One final note... That original cover is by Francis Coradal-Cugat, born in Girona in 1893:

cover
As displayed on the e-book that's available on Gutenberg

"It's not entirely clear how Cugat came into contact with Fitzgerald's publisher, Charles Scribner. Perhaps it was through Max von Gerlach, a hustler who did business in Cuba and the United States, and who, according to Fitzgerald's wife, Zelda, served as inspiration for the character of Gatsby... When the American writer saw the sketches for the cover of his unfinished book, he wrote to Scribner: 'For the love of God, don't give anyone that dust jacket you're saving for me. I've incorporated it into the book.'... For the artist, those eyes reflected those of Daisy Buchanan, a character inspired by the writer's former love, Ginevra King. However, Fitzgerald saw in them a gaze that transcends reality and gazes out from the pages: the eyes of Dr. T.J. Eckleburg, featured on a billboard on the border between Manhattan and Queens. And that's what he incorporated into the text. These eyes will appear in different scenes throughout the novel. Eyes that observe, but also judge human behavior."
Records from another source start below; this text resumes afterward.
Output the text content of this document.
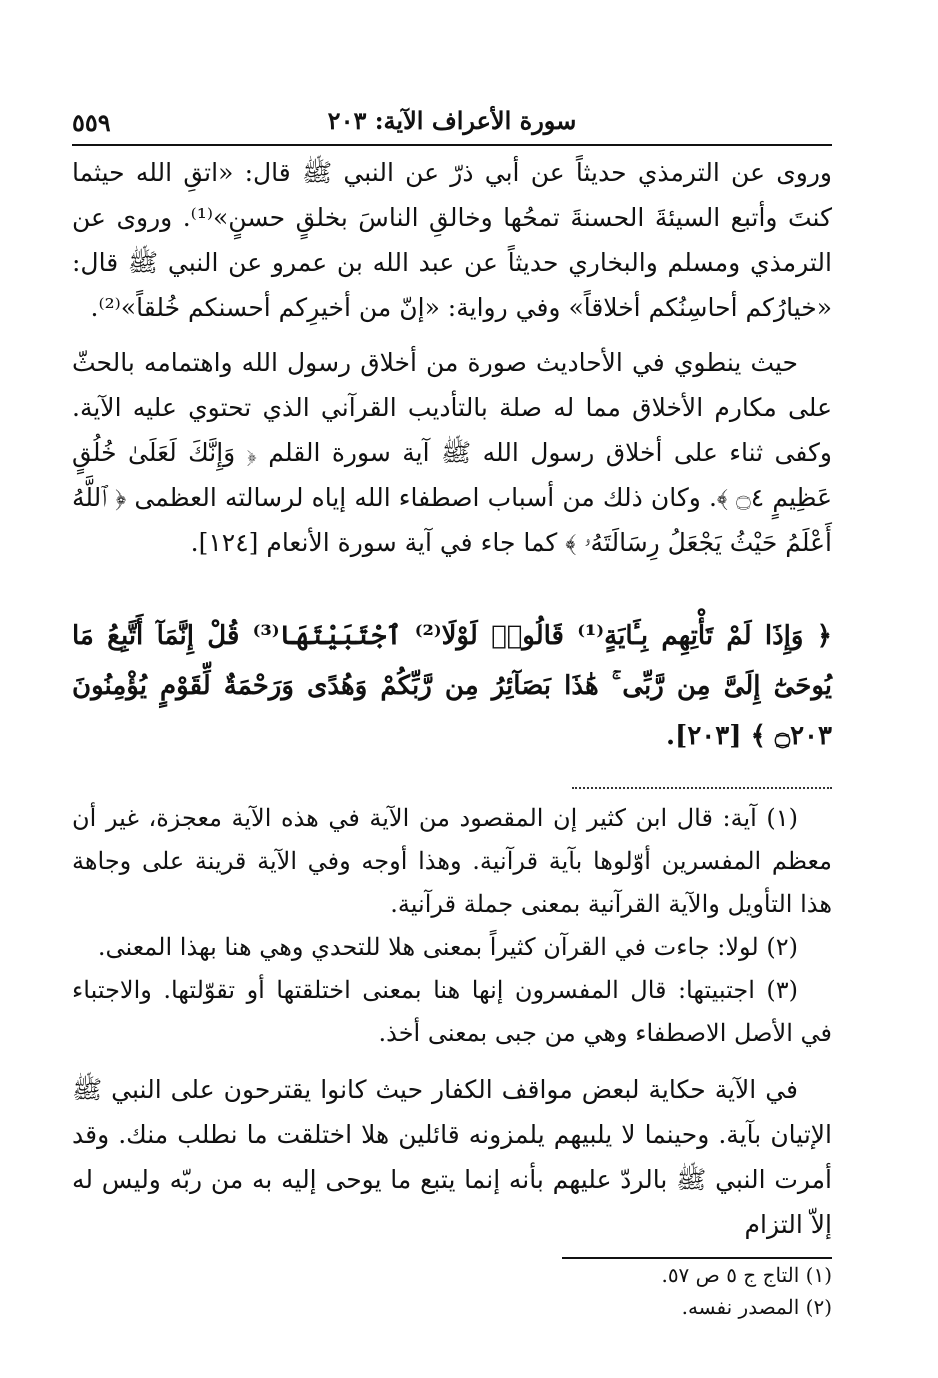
سورة الأعراف الآية: ٢٠٣
٥٥٩

وروى عن الترمذي حديثاً عن أبي ذرّ عن النبي ﷺ قال: «اتقِ الله حيثما كنتَ وأتبع السيئةَ الحسنةَ تمحُها وخالقِ الناسَ بخلقٍ حسنٍ»⁽¹⁾. وروى عن الترمذي ومسلم والبخاري حديثاً عن عبد الله بن عمرو عن النبي ﷺ قال: «خيارُكم أحاسِنُكم أخلاقاً» وفي رواية: «إنّ من أخيرِكم أحسنكم خُلقاً»⁽²⁾.

حيث ينطوي في الأحاديث صورة من أخلاق رسول الله واهتمامه بالحثّ على مكارم الأخلاق مما له صلة بالتأديب القرآني الذي تحتوي عليه الآية. وكفى ثناء على أخلاق رسول الله ﷺ آية سورة القلم ﴿ وَإِنَّكَ لَعَلَىٰ خُلُقٍ عَظِيمٍ ۝٤ ﴾. وكان ذلك من أسباب اصطفاء الله إياه لرسالته العظمى ﴿ ٱللَّهُ أَعْلَمُ حَيْثُ يَجْعَلُ رِسَالَتَهُۥ ﴾ كما جاء في آية سورة الأنعام [١٢٤].

﴿ وَإِذَا لَمْ تَأْتِهِم بِـَٔايَةٍ⁽¹⁾ قَالُوا۟ لَوْلَا⁽²⁾ ٱجْتَبَيْتَهَا⁽³⁾ قُلْ إِنَّمَآ أَتَّبِعُ مَا يُوحَىٰٓ إِلَىَّ مِن رَّبِّى ۚ هَٰذَا بَصَآئِرُ مِن رَّبِّكُمْ وَهُدًى وَرَحْمَةٌ لِّقَوْمٍ يُؤْمِنُونَ ۝٢٠٣ ﴾ [٢٠٣].

(١) آية: قال ابن كثير إن المقصود من الآية في هذه الآية معجزة، غير أن معظم المفسرين أوّلوها بآية قرآنية. وهذا أوجه وفي الآية قرينة على وجاهة هذا التأويل والآية القرآنية بمعنى جملة قرآنية.

(٢) لولا: جاءت في القرآن كثيراً بمعنى هلا للتحدي وهي هنا بهذا المعنى.

(٣) اجتبيتها: قال المفسرون إنها هنا بمعنى اختلقتها أو تقوّلتها. والاجتباء في الأصل الاصطفاء وهي من جبى بمعنى أخذ.

في الآية حكاية لبعض مواقف الكفار حيث كانوا يقترحون على النبي ﷺ الإتيان بآية. وحينما لا يلبيهم يلمزونه قائلين هلا اختلقت ما نطلب منك. وقد أمرت النبي ﷺ بالردّ عليهم بأنه إنما يتبع ما يوحى إليه به من ربّه وليس له إلاّ التزام

(١) التاج ج ٥ ص ٥٧.

(٢) المصدر نفسه.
Ernest Hemingway didn't like it... In A Moveable Feast, he calls it "garish": "It looked the book jacket for a book of bad science fiction. Scott told me not to be put off by it, that it had to do with a billboard along a highway in Long Island that was important in the story. He said he had liked the jacket and now he didn't like it. I took it off to read the book."

Hem liked the novel very much, although he can't hold back another nasty little swipe at Fitzgerald's wife, Zelda: "If he could write a book as fine as The Great Gatsby I was sure that he could write an even better one. I did not know Zelda yet, and so I did not know the terrible odds that were against him. But we were to find them out soon enough." That's awfully unfair, as we know...

Anyway... This was a beautiful bit of revisiting. The Great Gatsby deserves its fame.